There is a lot of urgency around these issues and there’s a lot of space. It’s urgent and it’s been happening for hundreds, thousands of years. Both can exist without negating the other. Some other ways to process, be with the feels, the collective trauma and grief, or just to like take care of yourself and to tend to your body. Hydrate yourself, which I need to do because I’m hot. Hydrate yourself. Get some fresh air. Make sure your body is nourished. Get into some ritual or magic if that supports you. Dance, move your body, connect with local organizations or movements that have been working on this to prevent it, to stop it, to heal it. Holla at ya therapist. And if your therapist doesn’t bring these collective structural systemic cultural issues into their praxis, find a different therapist or coach.

Talk with your friends, talk with your family, talk with your coworkers, talk with the people at your church, talk with your children, talk with your partners, talk with any communities that you’re a part of. Talk with them about this and bring it below the neck. Recognize the ways in which we intellectualize all of this world that we’re living in as a way to protect ourselves from the pain of it or the pain of being human. But also to avoid responsibility. But talk to the people about this, about how you’re feeling, about what you want to do next. Write about it.

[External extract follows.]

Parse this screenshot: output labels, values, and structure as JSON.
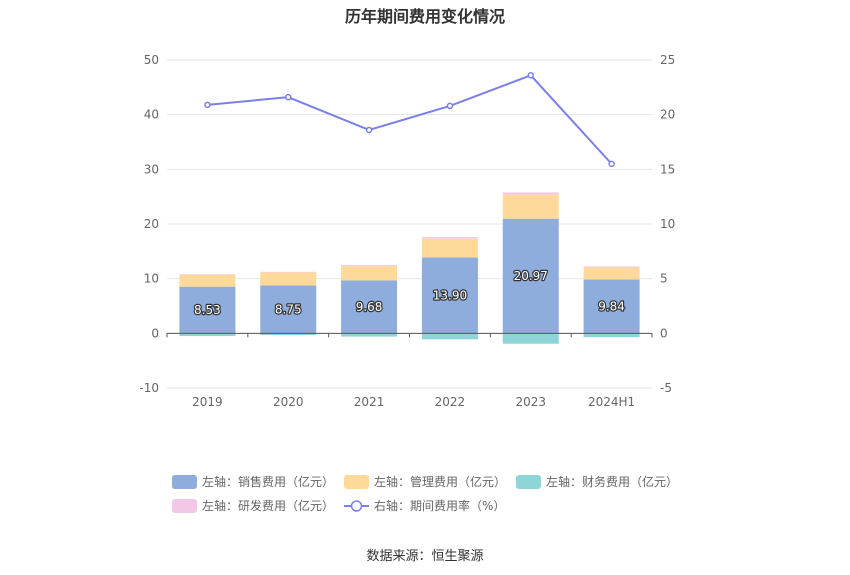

Sing about it, scream about it, create about it. Punch some pillows. Have sex. Connect with the land. Think about and explore how you are tied to the culture that made this possible. When I say “this”, I mean literally any situation, any scenario, any of that that you’re like, “Ahh, this is crazy that this is happening or this is so messed up or this is so upsetting and heartbreaking!” Tell the people that you love that you love them, show them that you love them. Unpack. I’ve been thinking a lot about love, especially during this series of workshops where we’re unpacking our values, and there are so many ways in which we love and that love looks like perpetuating systems and cultures of oppression. So unpack that. Look at the ways in which you are terrorizing yourself and terrorizing others the way that you are perpetuating violence against yourself and against others, but especially against yourself. Because we want to talk about that and nobody wants to talk about that.

Take a nap. Be fierce about your boundaries and cope and process the way that you know best, but give yourself space around this. And ultimately, ultimately what I want most, right this second? Is for us to not forget that we are responsible. We’re responsible. Not for the harm done, not for the person who has done the harm, but we are responsible to the harm and we are responsible to the person. We’re responsible. And I think that’s one of the most loving things to do is to take responsibility for what’s ours. Thanks for watching and being with me. And, let me just make sure I didn’t miss anything. This is the last thing: when I say pay attention to the ways that you’re perpetuating oppression, violence, terrorism against yourself, do not use that as a way to beat yourself up. Don’t use that as a way to abuse yourself or as a reason to continue whatever patterns you have inside of you of neglect, abuse, whatever. When I say that you’re responsible, it’s not an indictment. It’s just what is. We are a part of a culture that made it possible for a young man to enter into institutions and commit mass murder. You are not responsible for that, but we are responsible to it. Response-ABLE, we are able to respond. We have the capacity to respond to that, to that reality. Cry about it. I love tears. Let them come. Okay. I’m getting off here. I was on here a lot longer than I expected to be.